Chapter 31

1.7K 181 8
                                    

"Mas berangkat ya, Dek, Bu." Aku menyalimi ibu kemudian Radifa salim padaku. "Assalamuallaikum!"

"Waallaikumussalam." Mereka menjawab bersamaan. "Hati-hati di jalan, ya, Mas." Radifa menimpali.

"Iya ...." Aku memakai helm, pun naik ke bagian belakang.

Ya, belakang.

Hari ini, aku berangkat kerja, karena motor tua bapak ngambek jadi kepaksalah aku naik ojol, lebih bersyukur sih daripada naik motor pemecah lemak begitu, tapi yah jelas tekor juga kalau sebulan kudu naik ojol kan jadi kepaksa kubawa ke bengkel dulu.

Aku pesanin sama tukang bengkel sih kalau bisa kasih koyo biar tu motor gak gemeteran.

"Sesuai titik, ya, kan, Pak?" tanya ojol itu, melihat ponselnya yang terpasang di motor.

"Iya, PT PiscesaKarya."

"Oalah, yang perusahaan jasa keuangan itu ya?" tanyanya.

"Ah, iya, Pak." Sebenarnya selain jasa keuangan, banyak sih, tapi gak jauh-jauh soal uang.

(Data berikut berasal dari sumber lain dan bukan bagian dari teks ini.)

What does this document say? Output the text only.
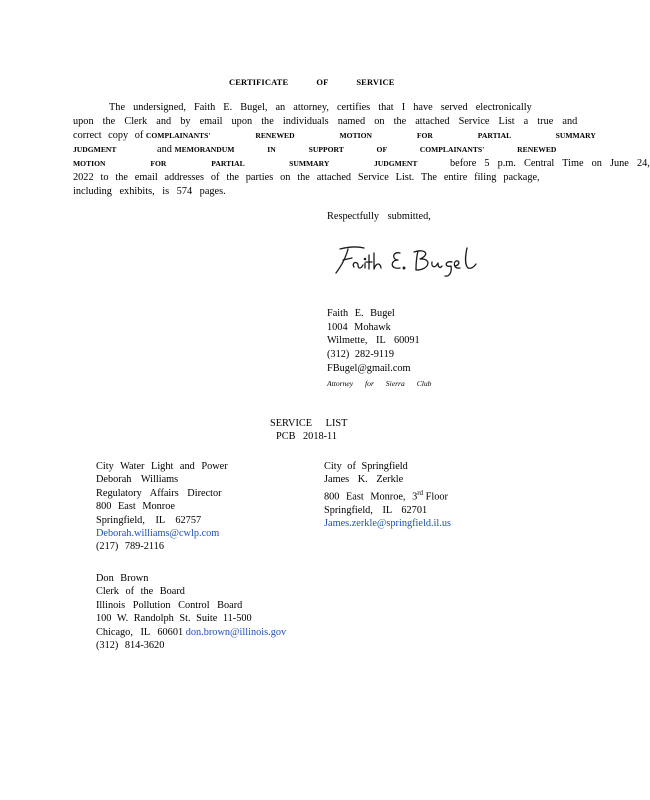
CERTIFICATE OF SERVICE
The undersigned, Faith E. Bugel, an attorney, certifies that I have served electronically
upon the Clerk and by email upon the individuals named on the attached Service List a true and
correct copy of COMPLAINANTS' RENEWED MOTION FOR PARTIAL SUMMARY
JUDGMENT	and MEMORANDUM IN SUPPORT OF COMPLAINANTS' RENEWED
MOTION FOR PARTIAL SUMMARY JUDGMENT	before 5 p.m. Central Time on June 24,
2022 to the email addresses of the parties on the attached Service List. The entire filing package,
including exhibits, is 574 pages.
Respectfully submitted,
Faith E. Bugel
1004 Mohawk
Wilmette, IL 60091
(312) 282-9119
FBugel@gmail.com
Attorney for Sierra Club
SERVICE LIST
PCB 2018-11
City Water Light and Power
Deborah Williams
Regulatory Affairs Director
800 East Monroe
Springfield, IL 62757
Deborah.williams@cwlp.com
(217) 789-2116
City of Springfield
James K. Zerkle
800 East Monroe, 3rd Floor
Springfield, IL 62701
James.zerkle@springfield.il.us
Don Brown
Clerk of the Board
Illinois Pollution Control Board
100 W. Randolph St. Suite 11-500
Chicago, IL 60601 don.brown@illinois.gov
(312) 814-3620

Aku dan timku bagian pengurus. Perlu banyak orang karena gak sekadar satu aplikasi yang kami urus.

Katakanlah kami emang IT.

Kerjanya aslinya santai, kalau gak kena bantai, kebanyakan emang santai sih.

Tak butuh waktu lama aku tiba di kantor, bayarnya non tunai ke abang ojol karena ada promoan, ehem gak penting, gaskeun waktunya masuk kantor.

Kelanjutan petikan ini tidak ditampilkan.